We have added measurements of a white and black screen at 150 cd/m² to the existing measurements at 100% brightness (white, black, standby and off). This will show a more realistic image of the actual power consumption of the tested monitors.
Something that has not changed (yet), are our tests for gaming purposes: reaction times and input lag. For this we still use a photo sensor with an oscilloscope and a combination of a Leo Bodnar input lag tester as well as a comparison with a CRT-monitor.

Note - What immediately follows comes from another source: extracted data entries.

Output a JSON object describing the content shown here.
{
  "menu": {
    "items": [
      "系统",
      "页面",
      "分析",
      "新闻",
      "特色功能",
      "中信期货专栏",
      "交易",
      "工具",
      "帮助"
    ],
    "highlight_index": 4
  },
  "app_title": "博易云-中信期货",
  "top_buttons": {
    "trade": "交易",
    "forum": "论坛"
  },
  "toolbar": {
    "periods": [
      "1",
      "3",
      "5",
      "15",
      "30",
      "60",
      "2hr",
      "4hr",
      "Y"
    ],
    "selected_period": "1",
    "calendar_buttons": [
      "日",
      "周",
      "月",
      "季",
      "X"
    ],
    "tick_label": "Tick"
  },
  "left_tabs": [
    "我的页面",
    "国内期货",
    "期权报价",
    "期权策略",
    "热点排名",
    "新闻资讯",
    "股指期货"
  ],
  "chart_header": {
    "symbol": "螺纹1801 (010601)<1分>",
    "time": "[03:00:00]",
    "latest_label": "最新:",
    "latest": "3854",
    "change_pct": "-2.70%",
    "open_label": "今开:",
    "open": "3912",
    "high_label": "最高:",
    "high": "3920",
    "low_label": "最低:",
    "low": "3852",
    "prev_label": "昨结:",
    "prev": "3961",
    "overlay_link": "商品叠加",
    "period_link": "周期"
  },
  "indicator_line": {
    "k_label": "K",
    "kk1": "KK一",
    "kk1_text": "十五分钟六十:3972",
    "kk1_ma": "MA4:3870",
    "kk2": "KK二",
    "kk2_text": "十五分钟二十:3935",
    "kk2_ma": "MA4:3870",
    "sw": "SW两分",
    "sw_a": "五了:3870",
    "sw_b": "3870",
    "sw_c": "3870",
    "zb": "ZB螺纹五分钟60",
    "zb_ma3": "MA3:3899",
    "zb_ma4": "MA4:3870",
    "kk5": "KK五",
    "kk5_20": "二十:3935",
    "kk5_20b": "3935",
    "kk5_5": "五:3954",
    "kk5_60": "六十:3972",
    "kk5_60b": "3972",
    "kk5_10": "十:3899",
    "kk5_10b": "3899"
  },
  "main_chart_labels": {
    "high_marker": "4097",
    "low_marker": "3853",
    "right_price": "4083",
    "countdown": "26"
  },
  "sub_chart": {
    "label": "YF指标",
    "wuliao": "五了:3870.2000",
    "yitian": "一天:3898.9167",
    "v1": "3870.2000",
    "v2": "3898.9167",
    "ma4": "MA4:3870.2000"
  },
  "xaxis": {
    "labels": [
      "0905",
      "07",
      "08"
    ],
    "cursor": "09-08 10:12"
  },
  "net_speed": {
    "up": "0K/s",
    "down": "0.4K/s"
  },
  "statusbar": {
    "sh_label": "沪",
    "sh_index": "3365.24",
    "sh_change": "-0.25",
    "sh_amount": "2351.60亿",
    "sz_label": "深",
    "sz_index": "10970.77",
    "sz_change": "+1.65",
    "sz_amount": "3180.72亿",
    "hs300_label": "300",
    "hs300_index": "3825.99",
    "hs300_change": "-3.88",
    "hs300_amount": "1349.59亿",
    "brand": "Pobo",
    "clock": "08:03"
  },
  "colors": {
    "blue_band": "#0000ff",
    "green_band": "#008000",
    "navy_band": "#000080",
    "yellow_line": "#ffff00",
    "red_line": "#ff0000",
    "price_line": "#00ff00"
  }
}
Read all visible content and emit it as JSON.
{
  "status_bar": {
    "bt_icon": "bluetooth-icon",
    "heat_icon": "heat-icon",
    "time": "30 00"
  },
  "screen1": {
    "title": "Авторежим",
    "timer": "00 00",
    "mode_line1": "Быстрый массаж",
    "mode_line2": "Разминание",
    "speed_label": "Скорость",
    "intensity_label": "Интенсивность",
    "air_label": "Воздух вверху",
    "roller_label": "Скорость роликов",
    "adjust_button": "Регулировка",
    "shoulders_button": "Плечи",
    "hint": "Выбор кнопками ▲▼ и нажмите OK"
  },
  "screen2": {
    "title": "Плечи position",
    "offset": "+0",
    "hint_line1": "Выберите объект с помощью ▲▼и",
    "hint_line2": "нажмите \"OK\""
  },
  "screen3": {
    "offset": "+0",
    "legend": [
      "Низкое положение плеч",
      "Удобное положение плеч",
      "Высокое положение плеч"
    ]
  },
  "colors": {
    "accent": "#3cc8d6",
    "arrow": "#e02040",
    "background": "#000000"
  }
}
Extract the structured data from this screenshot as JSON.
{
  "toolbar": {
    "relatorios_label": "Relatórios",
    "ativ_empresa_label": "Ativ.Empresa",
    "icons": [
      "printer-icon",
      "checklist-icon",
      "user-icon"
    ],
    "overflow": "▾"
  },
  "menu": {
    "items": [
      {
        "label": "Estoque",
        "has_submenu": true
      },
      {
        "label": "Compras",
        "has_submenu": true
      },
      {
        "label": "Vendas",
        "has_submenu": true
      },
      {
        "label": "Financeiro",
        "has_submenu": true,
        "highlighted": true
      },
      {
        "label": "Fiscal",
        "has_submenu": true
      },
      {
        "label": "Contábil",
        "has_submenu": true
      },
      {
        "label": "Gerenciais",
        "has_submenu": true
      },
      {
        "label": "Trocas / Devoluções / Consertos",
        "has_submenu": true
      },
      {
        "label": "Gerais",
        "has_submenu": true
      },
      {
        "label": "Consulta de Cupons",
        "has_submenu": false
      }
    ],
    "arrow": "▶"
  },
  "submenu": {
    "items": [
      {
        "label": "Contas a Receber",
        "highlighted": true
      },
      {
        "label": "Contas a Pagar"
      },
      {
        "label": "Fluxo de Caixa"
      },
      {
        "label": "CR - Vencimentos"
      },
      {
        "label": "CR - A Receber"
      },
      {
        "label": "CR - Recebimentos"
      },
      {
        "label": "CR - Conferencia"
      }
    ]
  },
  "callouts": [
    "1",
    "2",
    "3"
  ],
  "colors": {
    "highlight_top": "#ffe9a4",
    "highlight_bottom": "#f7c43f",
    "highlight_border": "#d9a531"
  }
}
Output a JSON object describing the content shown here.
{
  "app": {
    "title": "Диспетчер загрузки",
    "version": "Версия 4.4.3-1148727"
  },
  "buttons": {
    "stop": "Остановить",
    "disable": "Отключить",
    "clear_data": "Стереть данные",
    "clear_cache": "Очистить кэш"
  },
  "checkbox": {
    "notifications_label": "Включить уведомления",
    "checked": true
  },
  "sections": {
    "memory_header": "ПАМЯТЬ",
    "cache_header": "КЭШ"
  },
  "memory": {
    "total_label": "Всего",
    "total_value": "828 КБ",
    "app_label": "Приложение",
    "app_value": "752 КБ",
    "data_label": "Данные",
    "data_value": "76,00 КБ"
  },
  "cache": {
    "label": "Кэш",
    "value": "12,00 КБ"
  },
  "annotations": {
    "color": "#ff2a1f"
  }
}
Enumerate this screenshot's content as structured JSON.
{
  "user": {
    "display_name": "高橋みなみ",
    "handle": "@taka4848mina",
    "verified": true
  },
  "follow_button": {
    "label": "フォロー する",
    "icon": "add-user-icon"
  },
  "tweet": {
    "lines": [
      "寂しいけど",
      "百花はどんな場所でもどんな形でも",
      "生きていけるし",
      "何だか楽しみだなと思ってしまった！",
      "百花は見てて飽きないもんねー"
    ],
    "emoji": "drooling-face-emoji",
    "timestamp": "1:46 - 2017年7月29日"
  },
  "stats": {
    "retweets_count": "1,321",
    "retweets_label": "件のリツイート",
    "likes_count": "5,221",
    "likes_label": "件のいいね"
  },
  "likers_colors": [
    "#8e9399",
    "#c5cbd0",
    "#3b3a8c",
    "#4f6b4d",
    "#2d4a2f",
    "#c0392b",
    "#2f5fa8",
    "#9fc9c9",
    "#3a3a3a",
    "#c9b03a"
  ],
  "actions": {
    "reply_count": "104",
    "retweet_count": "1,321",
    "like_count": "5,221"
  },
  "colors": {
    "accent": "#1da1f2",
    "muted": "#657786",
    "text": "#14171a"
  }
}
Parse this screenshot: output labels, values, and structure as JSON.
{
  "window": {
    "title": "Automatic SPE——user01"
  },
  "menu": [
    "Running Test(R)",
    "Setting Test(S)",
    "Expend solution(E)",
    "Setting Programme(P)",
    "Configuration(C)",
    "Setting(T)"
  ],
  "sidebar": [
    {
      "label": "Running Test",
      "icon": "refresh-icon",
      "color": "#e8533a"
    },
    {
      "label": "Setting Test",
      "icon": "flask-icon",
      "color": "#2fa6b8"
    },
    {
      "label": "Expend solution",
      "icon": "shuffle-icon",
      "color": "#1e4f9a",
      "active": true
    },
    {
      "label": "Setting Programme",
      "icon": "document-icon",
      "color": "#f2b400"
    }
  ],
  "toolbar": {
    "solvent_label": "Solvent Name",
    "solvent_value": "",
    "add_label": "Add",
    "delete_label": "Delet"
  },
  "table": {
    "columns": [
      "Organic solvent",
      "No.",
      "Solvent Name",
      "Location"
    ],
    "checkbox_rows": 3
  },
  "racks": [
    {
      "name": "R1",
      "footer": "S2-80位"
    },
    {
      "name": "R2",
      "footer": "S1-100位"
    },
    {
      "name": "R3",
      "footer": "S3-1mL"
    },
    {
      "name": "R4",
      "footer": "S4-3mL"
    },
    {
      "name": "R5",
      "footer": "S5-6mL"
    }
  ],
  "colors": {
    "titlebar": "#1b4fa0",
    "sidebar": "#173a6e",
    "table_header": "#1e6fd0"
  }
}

The new test method generates a lot of new data. For now we have chosen to add and show this data in its entirety via our database. As a direct result our pages with the test results of monitors have become a lot longer. We have tried to keep it as clear as possible by showing the data in a different order. The reaction times and input lag will be shown first, followed by the power consumption. After that you will find a small block with the basic results of brightness and contrast, followed by a larger block with the uniformity results. Next up are the viewing angle values and following that are the colour measurements in the default view. If the monitor has an sRGB-mode, an identical block will follow with the results of the measurements using that mode; the same will be done for a possible AdobeRGB-mode.